Articles Tagged with mutual fund

Maurice Joseph Chelliah (Chelliah) was recently barred from the financial industry by The Financial Industry Regulatory Authority (FINRA) over allegations that Chelliah converted $90,000 from two World Group Securities, Inc. (WGS) clients and made unsuitable recommendations to five WGS customers.  FINRA alleged that Chelliah recommended that these customers refinance their primary residences and use the proceeds to purchase securities and insurance policies that they did not need and that were beyond the customers’ ability to afford.  FINRA found that as a result of Chelliah’s recommendations some of the customers lost their securities, their life insurance policies, and their residences when they were unable to keep their mortgages current.

FINRA alleged that Chelliah violated NASD Rule 2110 and FINRA Rule 2010 by converting customer funds.  These rules provide that a member, “in the conduct of his business, shall observe high standards of commercial honor and just and equitable principles of trade.”  FINRA found that two of Chelliah’s customers were 80 and 75 years-old respectively and were unsophisticated investors.  Chelliah recommended that the customers liquidate their mutual fund shares.  Following the liquidation, $90,000 in proceeds was transferred to Chelliah’s three outside businesses.  The customers had provided these funds to Chelliah in order for him to pay monthly bills and expenses on their behalf but instead Chelliah used these funds for his own personal benefit.

FINRA also alleged that Chelliah made unsuitable transactions in at least five customer accounts. NASD Rule 2310 provides that “in recommending to a customer the purchase, sale or exchange of any security, a member shall have reasonable grounds for believing that the recommendation is suitable for such customer upon the basis of the facts, if any, disclosed by such customer as to his other security holdings and as to his financial situation and needs…”

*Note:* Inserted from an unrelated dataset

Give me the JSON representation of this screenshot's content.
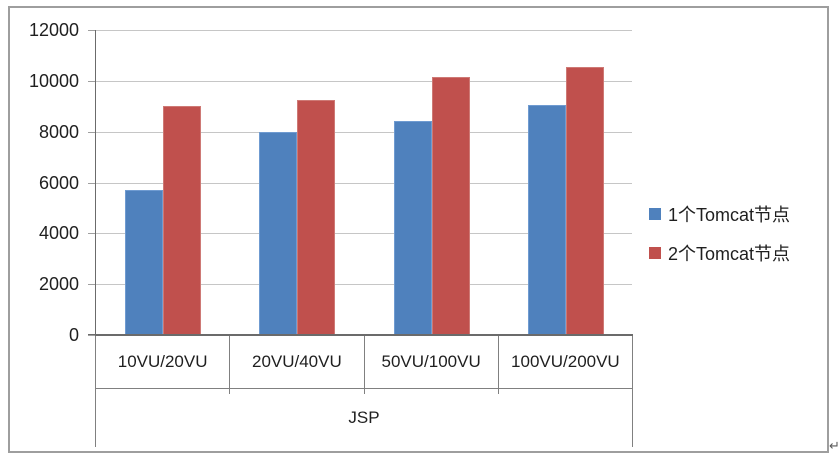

The Financial Industry Regulatory Authority (FINRA) recently sanctioned Capstone Asset Planning Company (CAPCO) alleging that from 2010 through 2012, CAPCO distributed communications to the public concerning the Capstone Fund that failed to accurately reflect the change in the fund’s performance.  In addition, FINRA alleged that the Capstone Fund’s website contained a misleading statement concerning the fund’s redemption policy and compared church bonds to corporate bonds without disclosing the material differences between them.  As a result, FINRA found that CAPCO violated the content and communications standards under Rules 2210(d)(1)(A), 2210(d)(2)(B), and 2210(d)(2)(B).

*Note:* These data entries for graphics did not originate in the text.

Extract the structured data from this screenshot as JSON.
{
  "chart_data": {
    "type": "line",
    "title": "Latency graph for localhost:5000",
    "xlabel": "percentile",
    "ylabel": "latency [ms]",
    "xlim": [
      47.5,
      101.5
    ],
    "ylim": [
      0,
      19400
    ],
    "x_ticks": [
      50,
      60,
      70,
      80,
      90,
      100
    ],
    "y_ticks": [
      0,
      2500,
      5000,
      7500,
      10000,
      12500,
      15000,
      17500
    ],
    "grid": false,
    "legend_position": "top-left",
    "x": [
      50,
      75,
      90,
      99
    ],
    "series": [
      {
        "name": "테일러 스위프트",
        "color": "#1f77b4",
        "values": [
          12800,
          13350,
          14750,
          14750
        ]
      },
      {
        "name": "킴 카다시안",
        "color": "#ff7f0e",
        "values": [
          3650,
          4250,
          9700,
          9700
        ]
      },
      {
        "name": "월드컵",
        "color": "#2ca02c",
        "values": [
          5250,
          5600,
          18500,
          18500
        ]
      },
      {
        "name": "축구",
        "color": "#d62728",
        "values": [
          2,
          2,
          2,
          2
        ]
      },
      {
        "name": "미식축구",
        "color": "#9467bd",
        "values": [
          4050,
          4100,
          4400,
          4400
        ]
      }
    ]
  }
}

CAPCO is a brokerage firm with one office in Houston, Texas, and 22 registered representatives. CAPCO is a mutual fund underwriter and is a subsidiary of Capstone Financial Services, Inc.  CAPCO served as the principal underwriter and distributor of shares of the Capstone Church Capital Fund (Capstone Fund).  Capstone Fund’s holdings were approximately 87% church mortgage bonds and 13% church mortgage loans.  From 2009 to 2012, the net assets of the Capstone Fund declined as a result of the decrease in the fair value of the fund’s assets.  The Capstone Fund stopped accepting sales on January 24, 2013.

Under NASD Rule 2210(d)(1)(A) communications must be “based on principles of fair dealing and good faith,” “fair and balanced,” and must “provide a sound basis for evaluating the facts in regard to any particular security.”  Similarly, NASD Rule 2210(d)(1)(B) prohibits members from making “false, exaggerated, unwarranted or misleading statement or claim in connection with any communication.”